Part 4 : Melody, Undertone and Justice

121 15 145
                                    

jetmichaelheart sana hala tripliyim

Parmakları.

"Kes şunu Calum, " dedim parmağını külodumun lastiğine geçirdiğinde. Elini çekmedi.

Sinirle ayağa kalktım, ona dönmedim ve sadece belimi görebiliyor olmasının avantajıyla elbiseme uzanıp hızla giymeyi amaçlıyordum fakat boynumdan geçirdiğim anda büyük bir acı sol kolumu hareket ettirmemi engelledi. "Ah, " diye fısıldadım sızıyla. Elleri arkamdan uzandı ve o, elbiseyi giymeme yardım ederken yeri izledim.

Burası hep böyle soğuk muydu?

Ona döndüm, teşekkürler, diye fısıldadıktan sonra çıkmak için kapıya yürüdüm. Gözleri belimi deliyor gibiydi, hissedebiliyordum.

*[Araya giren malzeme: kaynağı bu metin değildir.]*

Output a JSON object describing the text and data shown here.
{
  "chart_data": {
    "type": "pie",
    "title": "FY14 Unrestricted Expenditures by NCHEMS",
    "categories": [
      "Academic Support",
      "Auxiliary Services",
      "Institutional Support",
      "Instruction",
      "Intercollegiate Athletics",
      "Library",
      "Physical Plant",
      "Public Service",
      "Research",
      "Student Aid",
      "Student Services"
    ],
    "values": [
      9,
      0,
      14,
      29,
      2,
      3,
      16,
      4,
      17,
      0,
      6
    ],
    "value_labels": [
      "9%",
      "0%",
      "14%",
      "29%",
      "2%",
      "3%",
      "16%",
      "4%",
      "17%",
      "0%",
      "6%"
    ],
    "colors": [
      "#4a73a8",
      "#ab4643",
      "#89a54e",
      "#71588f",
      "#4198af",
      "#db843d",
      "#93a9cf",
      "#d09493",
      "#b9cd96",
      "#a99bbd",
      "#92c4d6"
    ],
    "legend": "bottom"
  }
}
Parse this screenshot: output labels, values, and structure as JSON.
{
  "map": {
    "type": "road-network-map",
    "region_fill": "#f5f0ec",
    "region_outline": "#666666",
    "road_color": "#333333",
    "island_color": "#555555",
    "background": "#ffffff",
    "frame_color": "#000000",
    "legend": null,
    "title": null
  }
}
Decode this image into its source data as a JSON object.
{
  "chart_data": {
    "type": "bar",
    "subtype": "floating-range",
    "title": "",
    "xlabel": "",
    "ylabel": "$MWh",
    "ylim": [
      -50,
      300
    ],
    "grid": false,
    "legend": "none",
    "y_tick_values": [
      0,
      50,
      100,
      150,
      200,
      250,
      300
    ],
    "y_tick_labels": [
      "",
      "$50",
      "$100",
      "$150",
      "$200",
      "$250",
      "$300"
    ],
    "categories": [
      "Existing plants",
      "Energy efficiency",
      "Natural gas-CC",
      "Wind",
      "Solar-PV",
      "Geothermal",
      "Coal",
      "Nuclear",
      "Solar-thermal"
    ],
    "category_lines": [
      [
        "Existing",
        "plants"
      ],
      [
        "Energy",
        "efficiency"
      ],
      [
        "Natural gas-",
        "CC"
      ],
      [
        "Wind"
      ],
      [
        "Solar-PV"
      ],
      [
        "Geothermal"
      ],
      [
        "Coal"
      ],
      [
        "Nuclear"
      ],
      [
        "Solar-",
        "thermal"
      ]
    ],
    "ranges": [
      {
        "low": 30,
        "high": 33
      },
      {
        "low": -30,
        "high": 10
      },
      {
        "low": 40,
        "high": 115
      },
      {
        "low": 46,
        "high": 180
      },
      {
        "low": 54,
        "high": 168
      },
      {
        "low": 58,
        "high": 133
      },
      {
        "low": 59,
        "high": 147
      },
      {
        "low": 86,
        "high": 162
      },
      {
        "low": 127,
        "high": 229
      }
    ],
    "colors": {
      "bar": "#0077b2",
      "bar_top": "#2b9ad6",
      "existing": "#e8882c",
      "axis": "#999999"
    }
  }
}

Odadan çıktım ve arkamdan kapıyı kapattım.

Onlara ilk katıldığımızda geldiğimiz yerdeydik. Burası gayet loş ve eski bir yer olabilirdi, ayrıca bir depo gibiydi ama çok fazla oda bulunuyordu. En büyük oda toplantı salonunu andırıyordu, hayatımın önemli bir kısmını burada geçirecek gibi görünüyordum ve Douglas'ın yine masanın başında oturduğu odaya girdiğimde ellerini yavaşça birbirine vurup minik ritimler ile bana alkış tuttu.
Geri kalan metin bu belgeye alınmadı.